Puno – Lago Titicaca
As a kid I loved to read. And I read a lot. I loved to read the adventure books of the 50’s and 60’s. Real adventures. Real people.
I still like these kinds of books from that time. Other than today adventures were not sponsored by big companies. It was not million Dollar investments in order to create a Billion Dollar worth advertising movie for example of somebody falling into the void from a balloon at 36km altitude. Not that I don’t respect the braveness of Baumgartner doing it. But the way everything is setup is to create as much attention as possible is annoying. It is advertising at the end.
How different is the approach and the style of the older adventures, like Lindemann who crossed the Atlantic in a folding boat.
Two of the books I read intensively and loved to read again and again where the books of Thor Heyerdahl. He was a researcher and saw connections between cultures of South America and Polynesia in the Pacific. The only way he could explain that, was that people crossed the Pacific. Since everybody told him that this would have been impossible at that time he build a float (which was used at ancient times in South America), found a couple of adventures guys and crossed the ocean against all odds in order to proof his theory.

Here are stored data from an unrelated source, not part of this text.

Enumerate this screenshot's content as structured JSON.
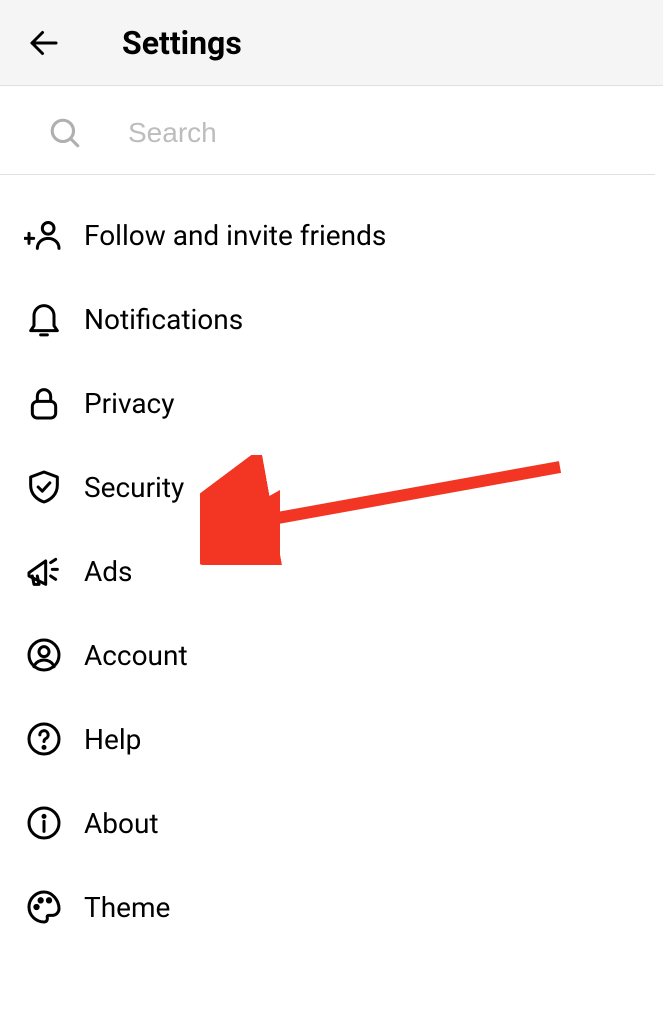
{
  "header": {
    "title": "Settings"
  },
  "search": {
    "placeholder": "Search"
  },
  "menu": {
    "items": [
      {
        "label": "Follow and invite friends"
      },
      {
        "label": "Notifications"
      },
      {
        "label": "Privacy"
      },
      {
        "label": "Security"
      },
      {
        "label": "Ads"
      },
      {
        "label": "Account"
      },
      {
        "label": "Help"
      },
      {
        "label": "About"
      },
      {
        "label": "Theme"
      }
    ]
  },
  "annotation": {
    "arrow_color": "#f33523"
  }
}
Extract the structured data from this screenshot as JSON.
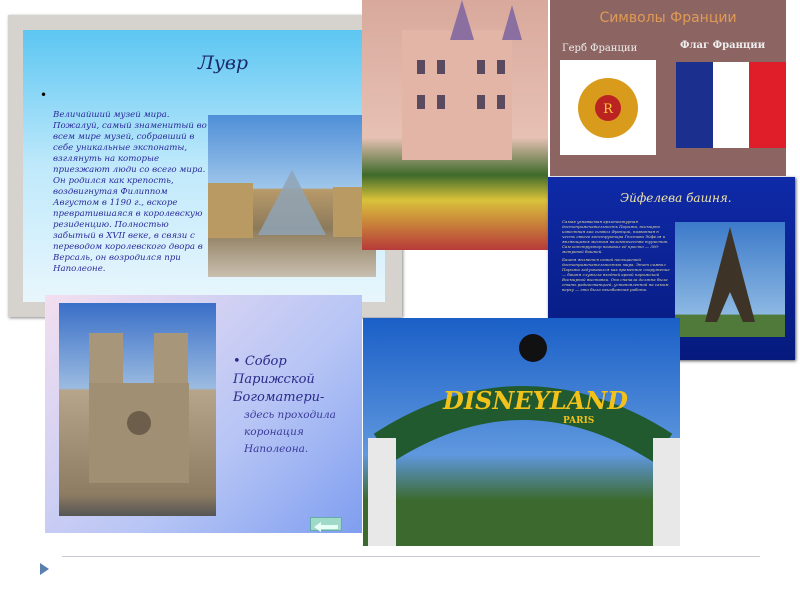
{
  "louvre": {
    "title": "Лувр",
    "text": "Величайший музей мира. Пожалуй, самый знаменитый во всем мире музей, собравший в себе уникальные экспонаты, взглянуть на которые приезжают люди со всего мира. Он родился как крепость, воздвигнутая Филиппом Августом в 1190 г., вскоре превратившаяся в королевскую резиденцию. Полностью забытый в XVII веке, в связи с переводом королевского двора в Версаль, он возродился при Наполеоне."
  },
  "notre_dame": {
    "title": "Собор Парижской Богоматери-",
    "subtitle": "здесь проходила коронация Наполеона."
  },
  "symbols": {
    "title": "Символы Франции",
    "coat_label": "Герб Франции",
    "flag_label": "Флаг Франции"
  },
  "eiffel": {
    "title": "Эйфелева башня.",
    "text1": "Самая узнаваемая архитектурная достопримечательность Парижа, всемирно известная как символ Франции, названная в честь своего конструктора Гюстава Эйфеля и являющаяся местом паломничества туристов. Сам конструктор называл её просто — 300-метровой башней.",
    "text2": "Башня является самой посещаемой достопримечательностью мира. Этот символ Парижа задумывался как временное сооружение — башня служила входной аркой парижской Всемирной выставки. Она сначала должна была стать радиостанцией, установленной на самом верху — это была неизбежная работа."
  },
  "disneyland": {
    "sign": "DISNEYLAND",
    "sub": "PARIS"
  }
}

He did the same thing with a papyrus boat in order to proof that Egyptian culture may have influenced South America by crossing the Atlantic with such a boat. The boat Ra II was built at the Titicaca Lake.
The book is an incredible documentary of braveness and great spirit of adventure.

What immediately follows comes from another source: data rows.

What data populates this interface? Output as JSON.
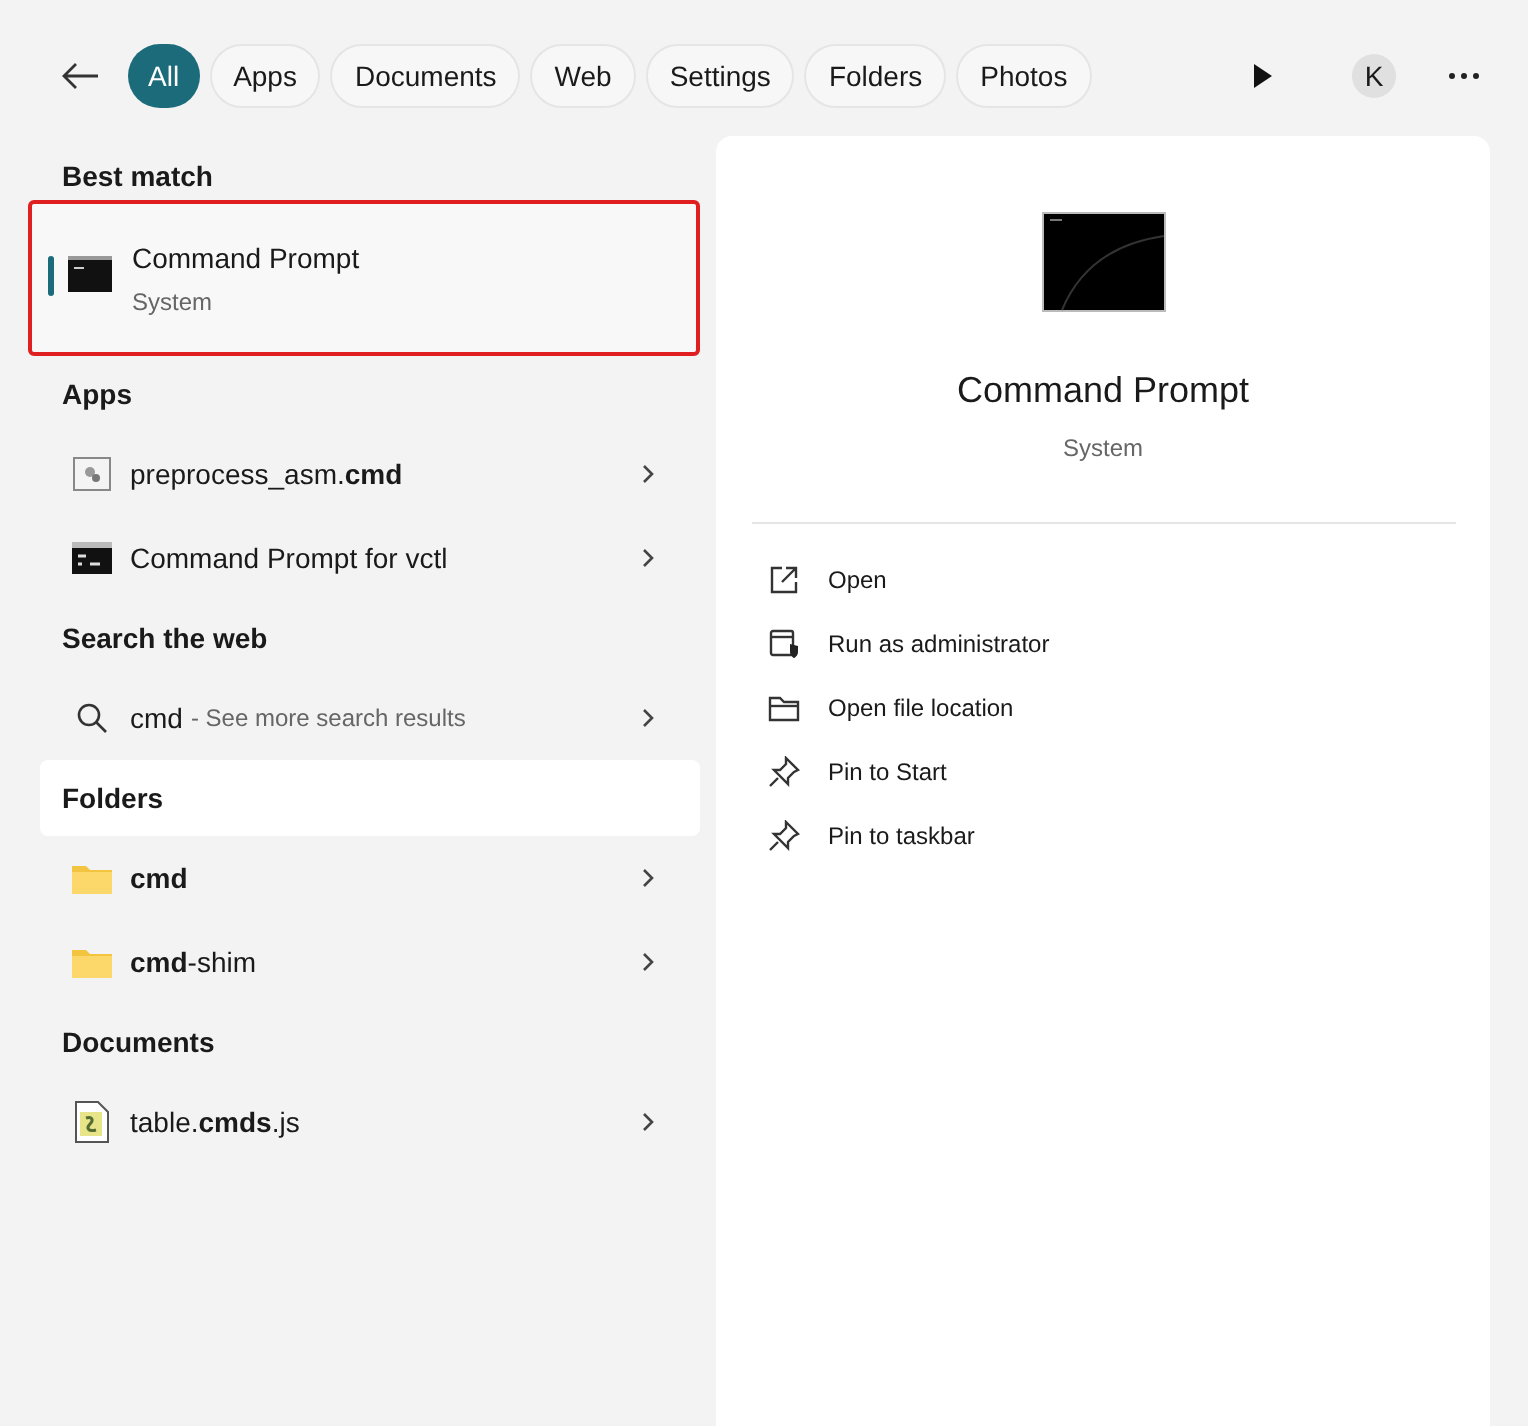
{
  "filters": [
    {
      "label": "All",
      "selected": true
    },
    {
      "label": "Apps",
      "selected": false
    },
    {
      "label": "Documents",
      "selected": false
    },
    {
      "label": "Web",
      "selected": false
    },
    {
      "label": "Settings",
      "selected": false
    },
    {
      "label": "Folders",
      "selected": false
    },
    {
      "label": "Photos",
      "selected": false
    }
  ],
  "account": {
    "initial": "K"
  },
  "best_match": {
    "heading": "Best match",
    "title": "Command Prompt",
    "subtitle": "System",
    "selected": true,
    "outlined": true
  },
  "sections": [
    {
      "heading": "Apps",
      "hovered": false,
      "items": [
        {
          "kind": "script",
          "name": "preprocess_asm.**cmd**"
        },
        {
          "kind": "console",
          "name": "Command Prompt for vctl"
        }
      ]
    },
    {
      "heading": "Search the web",
      "hovered": false,
      "items": [
        {
          "kind": "web",
          "name": "cmd",
          "hint": "- See more search results"
        }
      ]
    },
    {
      "heading": "Folders",
      "hovered": true,
      "items": [
        {
          "kind": "folder",
          "name": "**cmd**"
        },
        {
          "kind": "folder",
          "name": "**cmd**-shim"
        }
      ]
    },
    {
      "heading": "Documents",
      "hovered": false,
      "items": [
        {
          "kind": "jsfile",
          "name": "table.**cmds**.js"
        }
      ]
    }
  ],
  "preview": {
    "title": "Command Prompt",
    "subtitle": "System",
    "actions": [
      {
        "kind": "open",
        "label": "Open"
      },
      {
        "kind": "admin",
        "label": "Run as administrator"
      },
      {
        "kind": "location",
        "label": "Open file location"
      },
      {
        "kind": "pin",
        "label": "Pin to Start"
      },
      {
        "kind": "pin",
        "label": "Pin to taskbar"
      }
    ]
  }
}
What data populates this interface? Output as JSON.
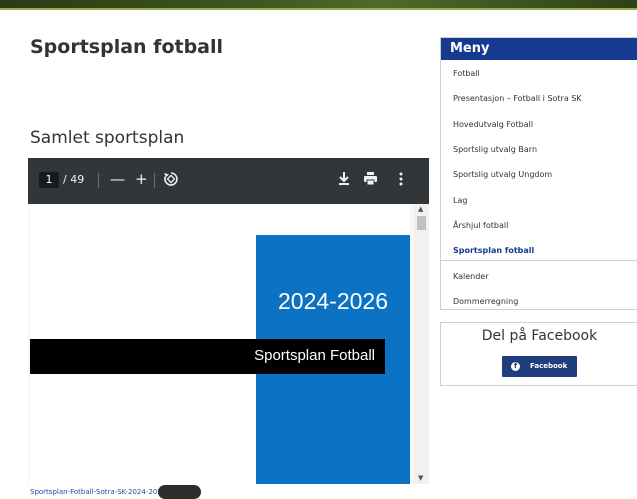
{
  "page": {
    "title": "Sportsplan fotball",
    "section_title": "Samlet sportsplan"
  },
  "pdf_viewer": {
    "current_page": "1",
    "total_pages": "/ 49",
    "zoom_out": "—",
    "zoom_in": "+",
    "rotate_icon": "rotate-icon",
    "download_icon": "download-icon",
    "print_icon": "print-icon",
    "more_icon": "more-vert-icon",
    "document": {
      "year": "2024-2026",
      "title": "Sportsplan Fotball"
    }
  },
  "file": {
    "link_text": "Sportsplan-Fotball-Sotra-SK-2024-2026"
  },
  "menu": {
    "header": "Meny",
    "items": [
      {
        "label": "Fotball",
        "active": false
      },
      {
        "label": "Presentasjon – Fotball i Sotra SK",
        "active": false
      },
      {
        "label": "Hovedutvalg Fotball",
        "active": false
      },
      {
        "label": "Sportslig utvalg Barn",
        "active": false
      },
      {
        "label": "Sportslig utvalg Ungdom",
        "active": false
      },
      {
        "label": "Lag",
        "active": false
      },
      {
        "label": "Årshjul fotball",
        "active": false
      },
      {
        "label": "Sportsplan fotball",
        "active": true
      },
      {
        "label": "Kalender",
        "active": false
      },
      {
        "label": "Dommerregning",
        "active": false
      }
    ]
  },
  "share": {
    "title": "Del på Facebook",
    "button_label": "Facebook"
  },
  "colors": {
    "menu_header": "#163a8f",
    "pdf_toolbar": "#323639",
    "doc_blue": "#0b72c4",
    "facebook_button": "#203d7c"
  }
}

I had the descriptions of how they built the boat very vividly in my mind when we approached the Lake Titicaca on our motorbikes.

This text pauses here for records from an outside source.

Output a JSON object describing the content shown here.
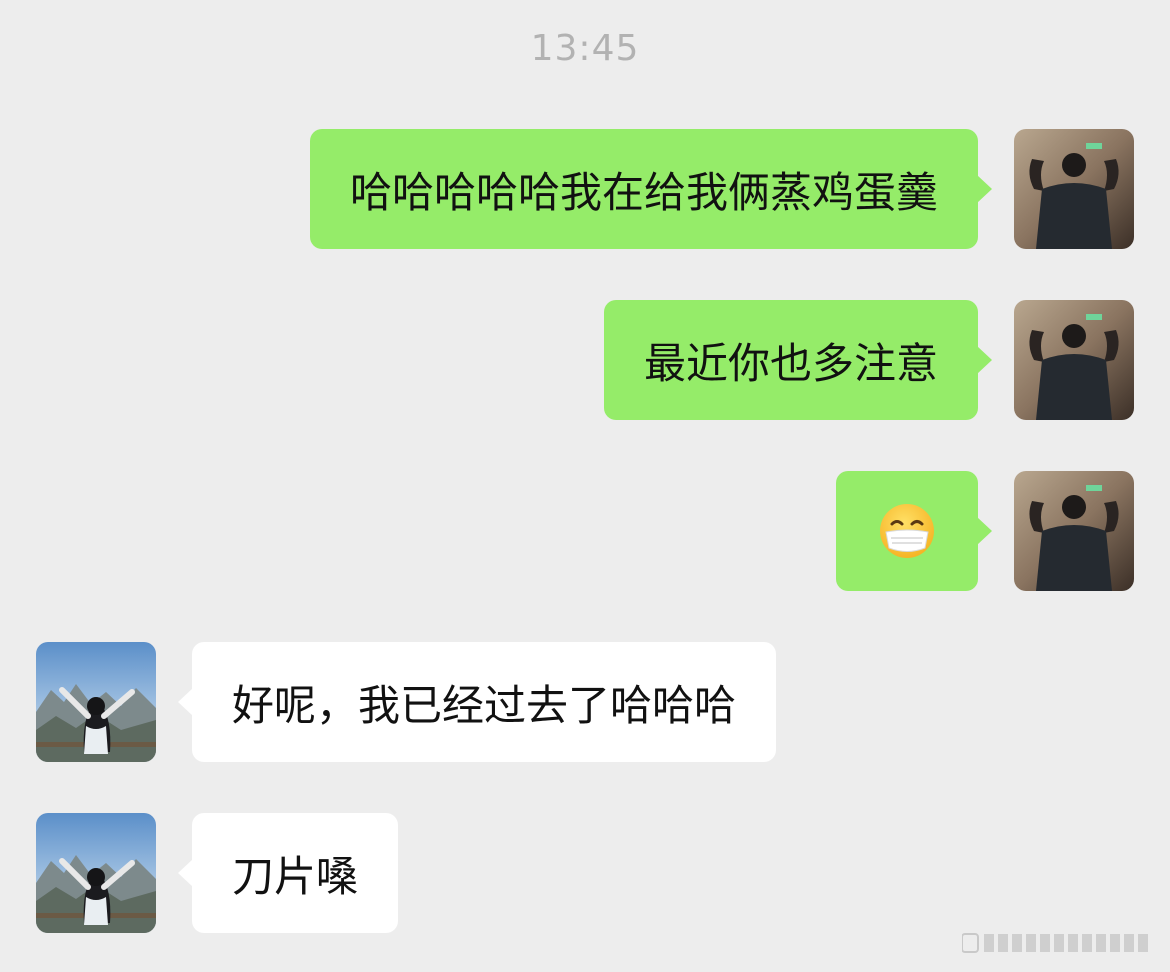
{
  "timestamp": "13:45",
  "messages": [
    {
      "side": "me",
      "text": "哈哈哈哈哈我在给我俩蒸鸡蛋羹"
    },
    {
      "side": "me",
      "text": "最近你也多注意"
    },
    {
      "side": "me",
      "emoji": "face-with-medical-mask-emoji"
    },
    {
      "side": "them",
      "text": "好呢，我已经过去了哈哈哈"
    },
    {
      "side": "them",
      "text": "刀片嗓"
    }
  ],
  "colors": {
    "background": "#ededed",
    "bubble_me": "#95ec69",
    "bubble_them": "#ffffff",
    "timestamp": "#b2b2b2"
  }
}
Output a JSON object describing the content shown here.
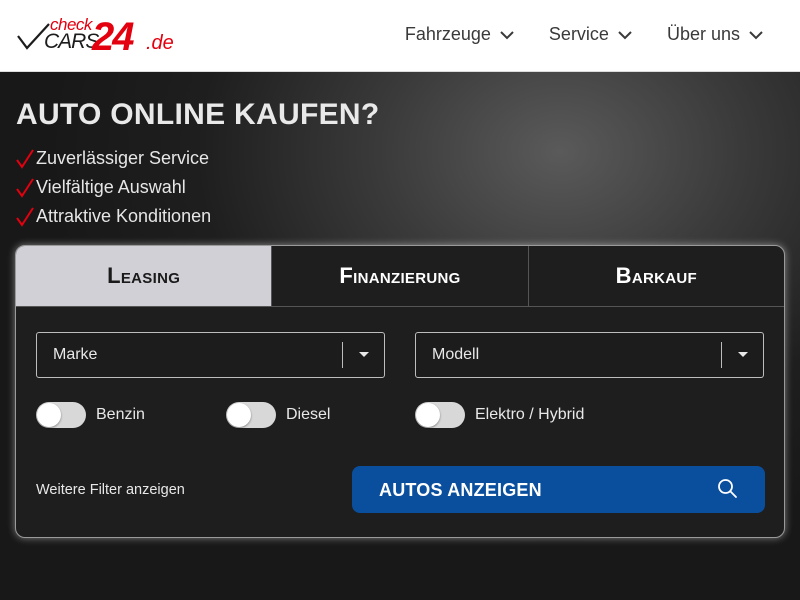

We arrived pretty late, since the ride from Arequipa was so beautiful. We decided to check into a fantastic hotel since it was out of town and we didn’t like to be in the centre of the town of Puno as it didn’t look very attractive to us.
We slept in the next morning and after a fantastic breakfast with a great view on the Lago Titicaca we took a taxi to the towns harbor and looked for a boat to the floating islands. We didn’t have to look for long, the boats found us by means of a guy who dragged tourists to the ticket office and moves them on to the boats.
The floating islands are the remaining goods of the culture of the Uru. Still 2000 people live on the islands. They live on floating islands that are created from totora reeds. There are 500 small islands, each containing 5-10 houses, each house representing a small family. Each island has an elected spokesman who is responsible for the wellbeing of the island. The Urus live from tourism. But they live the very simple and hard life on the islands. It is very traditional, no TV, no Internet. They sleep and live here.
Visitors from Puno are getting put together in boats and then shipped to the islands. There they get distributed to the different islands, so that all islands can participate from the tourism.
We were only 6 people on our boat (normally it is between 10 and 20) when we arrived on “our” island.
Jose, the spokesman welcomed us and lead us around the island. There is a circle of benches, 6 little huts, a little tower. All made of totora reeds. Including the island itself of course. It is a weird feeling to walk on the soft ground. You are walking on a thick layer of these reeds. In areas which are more walked, the reeds are broken and are short. On the edge of the islands, the reeds are long. You can notice that they are spread out in one direction. Jose tells us that this is how they maintain the islands. Once a week they put on a new layer of reeds. After a while they break and you have to put on a new layer. They old layers are getting soaked by water and start to rot. And indeed, if you are moving away the top layer of the reeds you feel the moist already and only 10cm deep the ground is completely wet.
After we have seen everything each of the families put up their little stand to sell little items. This is the only income for these families. So we bought some little handcrafts from each of the families.
Later we boarded the “Mercedes-Benz” how Jose called his little reed boat to ride it across the lake to the main island where we got picked up by our motorboat to get back to Puno.
His two little daughters accompanied us and told us a little bit about their life as well. They go to a school here on the floating islands. They very rarely go to Puno and have never been anywhere else.
Even though the complete tour was fully organized and a well structured tourism event, I really enjoyed it.
These islands and the way of life of these people there is so unique, that I was able to ignore the whole system that they have set up here. Tourists get processed like in a manufacturing belt. But the life the Uuos choose to live is very hard. And to reserve the culture of their people by living this hard life gets all my respect.
To be able to ride on one of these reed boats and to get a little bit the feeling of how Heyerdahl and his daredevil friends travelled the Atlantic was priceless.
I had a great day. And the fact that this was my birthday just made it a perfect present for me.